Kinter also said that she had to write an essay and that the qualifications for the award were to have a good grade point average,  be involved with a chapter of  NAfME on a college campus that is a member of the organization, and to have contributed in some way to the music education field.

Burkey said that she was surprised to receive the award because there were at least thirty or so applicants from universities across Indiana that partipate in IMEA.

She said that she first received news that she had won the award when she had started at her first week of student teaching at Southport Middle School.

“Student teaching is very difficult, so it was a little bit of reassurance that ‘Yes, you’re on the right path. Yes, you’re doing the right things’” Burkey said. “It just felt really good to be recognized because music education is…a really demanding major.”

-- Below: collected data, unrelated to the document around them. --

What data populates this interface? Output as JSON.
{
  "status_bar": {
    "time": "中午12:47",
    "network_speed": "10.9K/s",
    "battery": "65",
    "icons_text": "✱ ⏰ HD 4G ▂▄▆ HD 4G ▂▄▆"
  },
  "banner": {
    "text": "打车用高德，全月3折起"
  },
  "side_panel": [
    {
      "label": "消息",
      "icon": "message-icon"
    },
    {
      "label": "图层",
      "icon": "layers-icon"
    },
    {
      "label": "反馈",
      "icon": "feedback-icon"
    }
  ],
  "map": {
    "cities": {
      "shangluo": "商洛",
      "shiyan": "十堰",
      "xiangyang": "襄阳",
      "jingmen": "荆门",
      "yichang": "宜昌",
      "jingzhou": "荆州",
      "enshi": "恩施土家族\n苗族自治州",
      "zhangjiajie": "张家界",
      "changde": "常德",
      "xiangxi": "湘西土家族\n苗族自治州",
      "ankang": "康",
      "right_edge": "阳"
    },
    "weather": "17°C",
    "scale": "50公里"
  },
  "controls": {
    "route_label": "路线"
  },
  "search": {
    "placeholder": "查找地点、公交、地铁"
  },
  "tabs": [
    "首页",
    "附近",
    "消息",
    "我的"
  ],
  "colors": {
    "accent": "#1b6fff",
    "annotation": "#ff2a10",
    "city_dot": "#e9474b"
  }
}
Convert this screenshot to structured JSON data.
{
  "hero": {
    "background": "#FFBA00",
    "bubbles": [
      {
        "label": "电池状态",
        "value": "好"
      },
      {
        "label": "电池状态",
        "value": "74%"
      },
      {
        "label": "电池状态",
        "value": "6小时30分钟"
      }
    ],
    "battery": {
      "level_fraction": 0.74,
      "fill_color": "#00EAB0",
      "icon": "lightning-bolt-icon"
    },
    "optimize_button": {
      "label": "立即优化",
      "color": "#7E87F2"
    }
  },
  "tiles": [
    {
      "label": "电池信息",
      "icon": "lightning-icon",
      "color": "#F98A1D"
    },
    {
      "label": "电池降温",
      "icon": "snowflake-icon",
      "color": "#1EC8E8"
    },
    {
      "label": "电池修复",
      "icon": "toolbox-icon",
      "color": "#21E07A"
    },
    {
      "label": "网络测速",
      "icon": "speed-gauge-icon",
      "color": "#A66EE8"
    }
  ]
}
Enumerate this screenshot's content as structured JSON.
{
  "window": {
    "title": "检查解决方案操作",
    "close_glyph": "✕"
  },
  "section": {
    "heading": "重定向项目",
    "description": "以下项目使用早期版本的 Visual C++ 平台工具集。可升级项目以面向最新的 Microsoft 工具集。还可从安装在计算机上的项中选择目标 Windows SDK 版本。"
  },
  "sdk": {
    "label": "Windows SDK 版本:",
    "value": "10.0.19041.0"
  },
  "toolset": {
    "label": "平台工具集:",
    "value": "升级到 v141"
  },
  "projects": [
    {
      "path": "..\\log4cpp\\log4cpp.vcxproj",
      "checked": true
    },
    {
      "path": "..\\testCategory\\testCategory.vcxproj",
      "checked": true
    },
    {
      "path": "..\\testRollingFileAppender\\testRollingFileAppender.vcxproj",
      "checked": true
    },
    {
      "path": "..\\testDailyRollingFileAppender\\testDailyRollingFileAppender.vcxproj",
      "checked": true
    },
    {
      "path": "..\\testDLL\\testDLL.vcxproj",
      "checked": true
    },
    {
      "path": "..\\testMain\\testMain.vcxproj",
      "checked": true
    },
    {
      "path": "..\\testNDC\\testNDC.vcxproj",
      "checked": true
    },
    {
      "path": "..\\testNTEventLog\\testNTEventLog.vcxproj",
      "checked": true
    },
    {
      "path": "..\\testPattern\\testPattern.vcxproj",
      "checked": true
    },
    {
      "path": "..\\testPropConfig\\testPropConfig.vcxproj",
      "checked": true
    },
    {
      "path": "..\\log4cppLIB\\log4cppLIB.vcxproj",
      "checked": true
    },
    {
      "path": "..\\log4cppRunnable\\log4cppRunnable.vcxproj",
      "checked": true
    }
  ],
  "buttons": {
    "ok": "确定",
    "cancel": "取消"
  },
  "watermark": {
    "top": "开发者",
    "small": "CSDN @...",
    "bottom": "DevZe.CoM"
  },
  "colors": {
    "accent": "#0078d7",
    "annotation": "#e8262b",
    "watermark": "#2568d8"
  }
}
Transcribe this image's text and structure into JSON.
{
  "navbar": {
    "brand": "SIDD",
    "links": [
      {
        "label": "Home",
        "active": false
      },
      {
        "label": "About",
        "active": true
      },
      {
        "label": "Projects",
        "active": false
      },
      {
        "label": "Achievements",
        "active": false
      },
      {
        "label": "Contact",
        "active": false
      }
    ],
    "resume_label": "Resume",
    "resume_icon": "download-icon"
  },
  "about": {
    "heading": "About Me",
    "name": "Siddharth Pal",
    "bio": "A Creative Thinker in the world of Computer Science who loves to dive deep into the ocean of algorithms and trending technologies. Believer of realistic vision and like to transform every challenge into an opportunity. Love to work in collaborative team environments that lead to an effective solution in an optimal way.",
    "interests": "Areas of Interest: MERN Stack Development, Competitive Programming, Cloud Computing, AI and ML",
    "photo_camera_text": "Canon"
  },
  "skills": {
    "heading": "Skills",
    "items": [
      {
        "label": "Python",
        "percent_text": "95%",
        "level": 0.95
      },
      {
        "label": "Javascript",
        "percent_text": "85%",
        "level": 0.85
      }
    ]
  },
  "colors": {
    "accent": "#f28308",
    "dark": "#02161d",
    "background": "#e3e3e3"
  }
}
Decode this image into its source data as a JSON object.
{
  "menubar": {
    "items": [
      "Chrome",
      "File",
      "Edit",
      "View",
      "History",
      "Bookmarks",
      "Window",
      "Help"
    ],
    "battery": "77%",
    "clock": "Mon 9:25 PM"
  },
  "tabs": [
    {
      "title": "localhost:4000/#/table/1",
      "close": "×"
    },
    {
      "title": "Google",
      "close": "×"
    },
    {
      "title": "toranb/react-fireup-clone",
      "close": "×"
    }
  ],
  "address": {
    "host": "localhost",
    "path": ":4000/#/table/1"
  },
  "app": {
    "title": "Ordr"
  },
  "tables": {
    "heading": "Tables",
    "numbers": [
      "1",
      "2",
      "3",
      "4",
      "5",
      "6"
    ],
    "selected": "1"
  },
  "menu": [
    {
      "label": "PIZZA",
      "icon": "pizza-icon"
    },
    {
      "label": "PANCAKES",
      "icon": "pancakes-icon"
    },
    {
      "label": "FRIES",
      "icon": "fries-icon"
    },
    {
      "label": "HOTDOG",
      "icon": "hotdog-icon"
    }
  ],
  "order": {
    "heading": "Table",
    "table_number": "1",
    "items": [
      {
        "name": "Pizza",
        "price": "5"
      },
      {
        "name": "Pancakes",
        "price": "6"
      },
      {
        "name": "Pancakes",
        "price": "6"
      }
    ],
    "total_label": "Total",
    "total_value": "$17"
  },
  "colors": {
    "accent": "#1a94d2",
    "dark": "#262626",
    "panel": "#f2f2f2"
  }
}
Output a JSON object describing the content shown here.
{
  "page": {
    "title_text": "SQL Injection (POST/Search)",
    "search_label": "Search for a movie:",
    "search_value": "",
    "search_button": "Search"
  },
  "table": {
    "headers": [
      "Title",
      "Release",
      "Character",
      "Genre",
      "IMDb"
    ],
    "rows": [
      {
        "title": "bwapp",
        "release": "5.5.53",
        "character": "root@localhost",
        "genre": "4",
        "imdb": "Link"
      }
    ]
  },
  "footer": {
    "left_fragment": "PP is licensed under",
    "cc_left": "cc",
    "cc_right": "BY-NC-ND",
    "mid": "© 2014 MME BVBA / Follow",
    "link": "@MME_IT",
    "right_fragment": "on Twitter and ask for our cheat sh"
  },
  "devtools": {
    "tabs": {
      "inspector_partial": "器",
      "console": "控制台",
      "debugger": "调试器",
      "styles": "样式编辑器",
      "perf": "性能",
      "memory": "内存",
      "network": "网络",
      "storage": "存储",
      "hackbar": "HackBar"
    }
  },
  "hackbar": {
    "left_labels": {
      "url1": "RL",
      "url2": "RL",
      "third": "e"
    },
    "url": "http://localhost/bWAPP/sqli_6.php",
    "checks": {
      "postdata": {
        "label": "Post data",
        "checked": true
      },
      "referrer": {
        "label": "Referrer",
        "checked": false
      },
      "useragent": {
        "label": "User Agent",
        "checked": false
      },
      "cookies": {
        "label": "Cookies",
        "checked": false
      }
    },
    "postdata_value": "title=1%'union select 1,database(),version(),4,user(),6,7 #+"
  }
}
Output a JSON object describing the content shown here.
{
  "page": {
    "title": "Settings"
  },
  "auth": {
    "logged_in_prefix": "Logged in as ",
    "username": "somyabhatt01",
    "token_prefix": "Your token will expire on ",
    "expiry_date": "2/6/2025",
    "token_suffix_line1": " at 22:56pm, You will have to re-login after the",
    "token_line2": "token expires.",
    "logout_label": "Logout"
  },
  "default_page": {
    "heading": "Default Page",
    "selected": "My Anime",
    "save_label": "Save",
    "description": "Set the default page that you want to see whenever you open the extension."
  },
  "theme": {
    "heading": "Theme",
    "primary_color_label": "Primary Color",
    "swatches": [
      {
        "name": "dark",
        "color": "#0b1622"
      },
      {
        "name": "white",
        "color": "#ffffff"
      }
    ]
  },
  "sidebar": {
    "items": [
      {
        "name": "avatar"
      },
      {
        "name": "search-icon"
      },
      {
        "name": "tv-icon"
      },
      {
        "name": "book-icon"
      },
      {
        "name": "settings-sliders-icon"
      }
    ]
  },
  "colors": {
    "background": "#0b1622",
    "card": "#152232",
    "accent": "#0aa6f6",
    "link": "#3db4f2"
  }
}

Burkey also said that she will only be student teaching at Southport Middle School until March. After March, she said that she will be teaching at an elementary school in Decatur Township.

Kinter said that winning the award was awkward because she does not like being under the limelight. She said, however, that it was nice to know that she was making positive contributions to the field and that she was doing something right.

There are seven chapters of name on college campuses across the state of Indiana, according to Kinter. Their role on campus is mostly community service-based and for networking for their members.

“We have chapter meetings where we bring in speakers to talk about hot topics in the music education world…[and] we are always encouraging our students to go out and work in the field as much as possible,” Kinter said.

Burkey attributes her winning her award to her experiences here at the university. She said that her professors and her education at UIndy had made her very qualified to win the award.

“I think that my professors did a really good job preparing me throughout the music education curriculum, because we [UIndy], unlike other
places…[and] other schools, we get out into the classroom our freshman year, and we’re in there doing stuff all throughout our four years [here], up until we student teach,” Burkey said.  “I don’t know if  [students at] a  lot of other schools get that experience, so I felt that it was something that really helped me get that award.”

Both Kinter and Burkey have plans for careers in music education after leaving UIndy. Kinter said that her goal is to become a high school band director and Burkey said that her goal for the moment is to graduate in May.

“Ideally,  [my] future plans [are to] find a job teaching middle school choirs, or at least music,” Kinter said.